Action Fraud, the UK’s fraud and cyber-crime reporting centre, has reported an increase in cold calls to the public from bogus bailiffs requesting payments for a “phantom” debt.
The fraud involves being cold-called by someone claiming to be a bailiff working on behalf of a court, attempting to recover funds for a non-existent debt.
The fraudsters request payment by bank transfer and if refused they threaten to visit homes or workplaces in person in order to recover the debt that owed.
Key facts about bailiffs
A bailiff is someone who has a legal power to collect certain debts. They may do this by asking you to pay what you owe, or by taking and selling your belongings to raise the money.
Bailiffs are only used to recover certain debts such as council tax, child support and compensation orders. Bailiffs are not used to recover debts relating to private advertisement; these would be collected by debt collectors.

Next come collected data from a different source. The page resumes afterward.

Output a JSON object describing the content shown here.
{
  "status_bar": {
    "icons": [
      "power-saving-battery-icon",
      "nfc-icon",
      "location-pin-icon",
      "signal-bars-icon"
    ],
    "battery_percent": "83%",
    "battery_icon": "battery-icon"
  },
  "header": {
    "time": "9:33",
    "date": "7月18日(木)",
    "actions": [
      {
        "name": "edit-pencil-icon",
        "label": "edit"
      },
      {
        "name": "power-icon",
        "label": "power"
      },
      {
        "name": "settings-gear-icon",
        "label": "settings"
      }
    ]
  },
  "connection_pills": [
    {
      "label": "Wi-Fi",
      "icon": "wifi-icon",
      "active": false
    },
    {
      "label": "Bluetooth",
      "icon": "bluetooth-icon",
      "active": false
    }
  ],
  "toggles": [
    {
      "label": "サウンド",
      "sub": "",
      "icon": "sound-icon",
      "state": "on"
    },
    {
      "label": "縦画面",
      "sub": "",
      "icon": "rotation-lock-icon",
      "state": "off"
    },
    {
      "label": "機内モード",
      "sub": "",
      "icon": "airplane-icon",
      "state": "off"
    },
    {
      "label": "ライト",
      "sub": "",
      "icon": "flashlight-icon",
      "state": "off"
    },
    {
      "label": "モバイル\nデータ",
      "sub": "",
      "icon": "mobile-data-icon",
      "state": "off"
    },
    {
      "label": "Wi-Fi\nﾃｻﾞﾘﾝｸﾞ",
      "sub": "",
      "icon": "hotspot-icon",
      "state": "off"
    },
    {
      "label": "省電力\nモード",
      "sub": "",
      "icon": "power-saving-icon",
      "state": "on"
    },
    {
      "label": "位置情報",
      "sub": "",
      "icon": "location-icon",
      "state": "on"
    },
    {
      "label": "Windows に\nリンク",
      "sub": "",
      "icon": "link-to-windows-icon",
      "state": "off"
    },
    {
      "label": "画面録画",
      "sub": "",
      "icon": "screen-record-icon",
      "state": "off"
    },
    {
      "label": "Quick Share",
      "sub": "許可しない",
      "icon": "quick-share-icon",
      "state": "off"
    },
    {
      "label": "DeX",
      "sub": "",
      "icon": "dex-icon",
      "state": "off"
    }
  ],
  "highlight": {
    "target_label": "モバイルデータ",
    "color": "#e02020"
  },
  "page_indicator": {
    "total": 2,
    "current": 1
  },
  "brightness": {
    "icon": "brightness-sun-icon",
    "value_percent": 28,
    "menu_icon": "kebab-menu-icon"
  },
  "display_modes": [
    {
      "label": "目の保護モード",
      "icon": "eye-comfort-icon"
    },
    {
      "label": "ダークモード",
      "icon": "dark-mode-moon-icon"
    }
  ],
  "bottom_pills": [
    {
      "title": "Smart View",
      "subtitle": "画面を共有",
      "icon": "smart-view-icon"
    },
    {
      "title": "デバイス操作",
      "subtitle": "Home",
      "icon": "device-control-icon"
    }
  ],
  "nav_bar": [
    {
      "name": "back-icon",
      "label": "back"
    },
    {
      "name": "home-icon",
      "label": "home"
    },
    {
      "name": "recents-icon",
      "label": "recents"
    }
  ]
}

Debt collectors do not have the same legal powers as bailiffs and will not have special court authorisation to act. If you’re not sure whether you’re dealing with a bailiff or a debt collector, check the Citizens Advice website.
How to protect yourself
Make vigorous checks if you ever get a cold call associated with a bailiff.
If you work for a business and receive a call or visit from bailiffs or debt collectors, be sure to speak with your manager or business owner first. Never pay the debts yourself on behalf of the business you work for; some fraudsters have suggested employees do this whilst talking with them, suggesting they can then be reimbursed by their employer, when in reality the debt is non-existent.
Request details of the debt in writing to confirm its legitimacy.
Do not feel rushed or intimidated to make a decision based on a phone call.
Report any suspicious calls on the Action Fraud website.